Projects:Support Indexes To Speed Up Contains Search/Specs
The main goal of this project is to provide a mechanism that helps to reduce the time spent in those database searches that look for a particular sub-string in a text column.
Examples of these kind of queries are:
-- CONTAINS SEARCH SELECT value FROM c_bpartner WHERE name LIKE '%ali%'
-- ICONTAINS SEARCH (case insensitive) SELECT value FROM c_bpartner UPPER(NAME) LIKE UPPER('%ali%')
The technical requirement behind this project is to include into DBSourceManager the ability to import and export indexes that helps to speed up those database queries which make use of the contains (LIKE/ILIKE) operators.
Index Model Implementation
The indexes intended for fast searching in contains queries will be included as part of the XML model of the database.
Unlike function based indexes and partial indexes there will not be any implementation detail (operator class, where clause) present in the XML definition. Instead, a new attribute called containsSearch will be included in the index XML definition as a flag for this kind of indexes.
The containsSearch property will only be included within the XML definition of the index when it is true. Therefore, it will be displayed just for the new indexes created for this purpose and it will not affect to the definition of the existing indexes.
The implementation of this kind of indexes depends on the platform (Oracle or PostgresSQL) and therefore it is going to be different on each case.

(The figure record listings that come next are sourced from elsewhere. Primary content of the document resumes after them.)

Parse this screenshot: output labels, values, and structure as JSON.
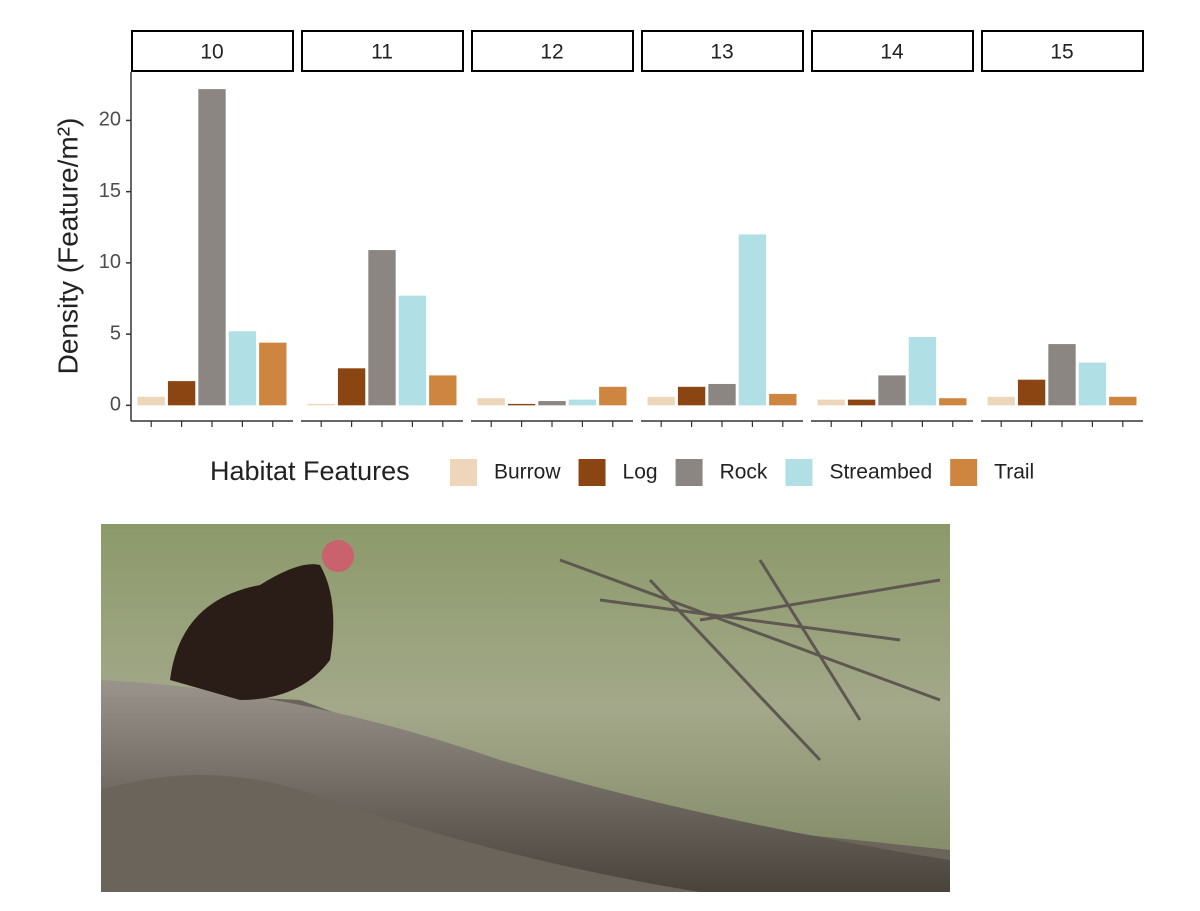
{
  "chart_data": {
    "type": "bar",
    "y_label": "Density (Feature/m²)",
    "legend_title": "Habitat Features",
    "categories": [
      "10",
      "11",
      "12",
      "13",
      "14",
      "15"
    ],
    "series": [
      {
        "name": "Burrow",
        "color": "#edd6ba",
        "values": [
          0.6,
          0.1,
          0.5,
          0.6,
          0.4,
          0.6
        ]
      },
      {
        "name": "Log",
        "color": "#8b4513",
        "values": [
          1.7,
          2.6,
          0.1,
          1.3,
          0.4,
          1.8
        ]
      },
      {
        "name": "Rock",
        "color": "#8b8682",
        "values": [
          22.2,
          10.9,
          0.3,
          1.5,
          2.1,
          4.3
        ]
      },
      {
        "name": "Streambed",
        "color": "#b0dfe5",
        "values": [
          5.2,
          7.7,
          0.4,
          12.0,
          4.8,
          3.0
        ]
      },
      {
        "name": "Trail",
        "color": "#cd853f",
        "values": [
          4.4,
          2.1,
          1.3,
          0.8,
          0.5,
          0.6
        ]
      }
    ],
    "ylim": [
      -1.1,
      23.4
    ],
    "yticks": [
      0,
      5,
      10,
      15,
      20
    ]
  }
}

To implement indexes for contains search indexes the pg_trgm extension has been chosen. It provides functions and operators for determining the similarity of ASCII alphanumeric text based on trigram matching, as well as index operator classes that support fast searching for similar strings.
The main reasons for choosing this extension are:
- It is recommended when you want to speed up LIKE, ILIKE, ~ or ~*.
- It is a feature included as an official extension of PostgresSQL.
- It will be very feasible to integrate with the current Openbravo infrastructure.
In order to include this extension as part of the distribution we will need to:
- Create the extension using the PostgreSQL pre-script.
- Exclude from the model the functions installed with the extension by using an exclude filter.
The pg_trgm extension provides two different index access methods: GIN and GIST. Based on the statistics extracted with some performance tests with high-volumes (see here) we are choosing GIN as the access method for our contains search indexes.
For this reason developers will be able to define an index as follows:
CREATE INDEX words_idx ON words USING gin(word gin_trgm_ops);
And DBSourceManager should be able to export and import it automatically as a contains search index.
With this kind of indexes we will be able to improve the searching on queries that use the LIKE operator (contains).
In order to improve case insensitive searching (icontains), it will be possible to define function based indexes as contains indexes. Thus, we will be able to combine the indexing of the UPPER()/LOWER() expressions together with the usage of the GIN access method with its particular operator class.
The alternative in Oracle is called Oracle Text. It provides three different types of indexes: CTXCAT, CONTEXT AND CTXRULE. To use them, it is necessary to grant access to the CTX_DDL package.
The index type CTXCAT would be the closest alternative to pg_trgm, but the main problem is that it forces to use the CATSEARCH function instead of the standard LIKE operator. Thus, a CTXCAT based index will not be used by the Openbravo queries transparently, and we would need to change them (including DAL generated ones).
The effort to change the mentioned queries implies a new project by itself, for this reason the Oracle alternative will not be implemented for the moment.
So, this kind of indexes will not be implemented yet in Oracle but still we need to store their definition somehow because otherwise when the index is exported from Oracle to the XML files it would lose the containsSearch property information.
To solve this problem, we will store this information into a table comment with the following format:
The reason of choosing table comments instead of column comments is because this kind of indexes can use virtual columns (function based) and therefore it does not exists a physical column in the database that we can refer to. This is the very same solution that we are using with function based indexes.
- As mentioned before, indexes for contains searching in Oracle are currently not supported: they will be created as a regular index in Oracle.
- Due to the existing limitation present in Oracle which prevents to index more than once the same set of columns, if we define two different indexes (one of them flagged with the containsSearch property as true) for the same column, the model will be valid in PostgresSQL but not in Oracle. This is a known issue reported here.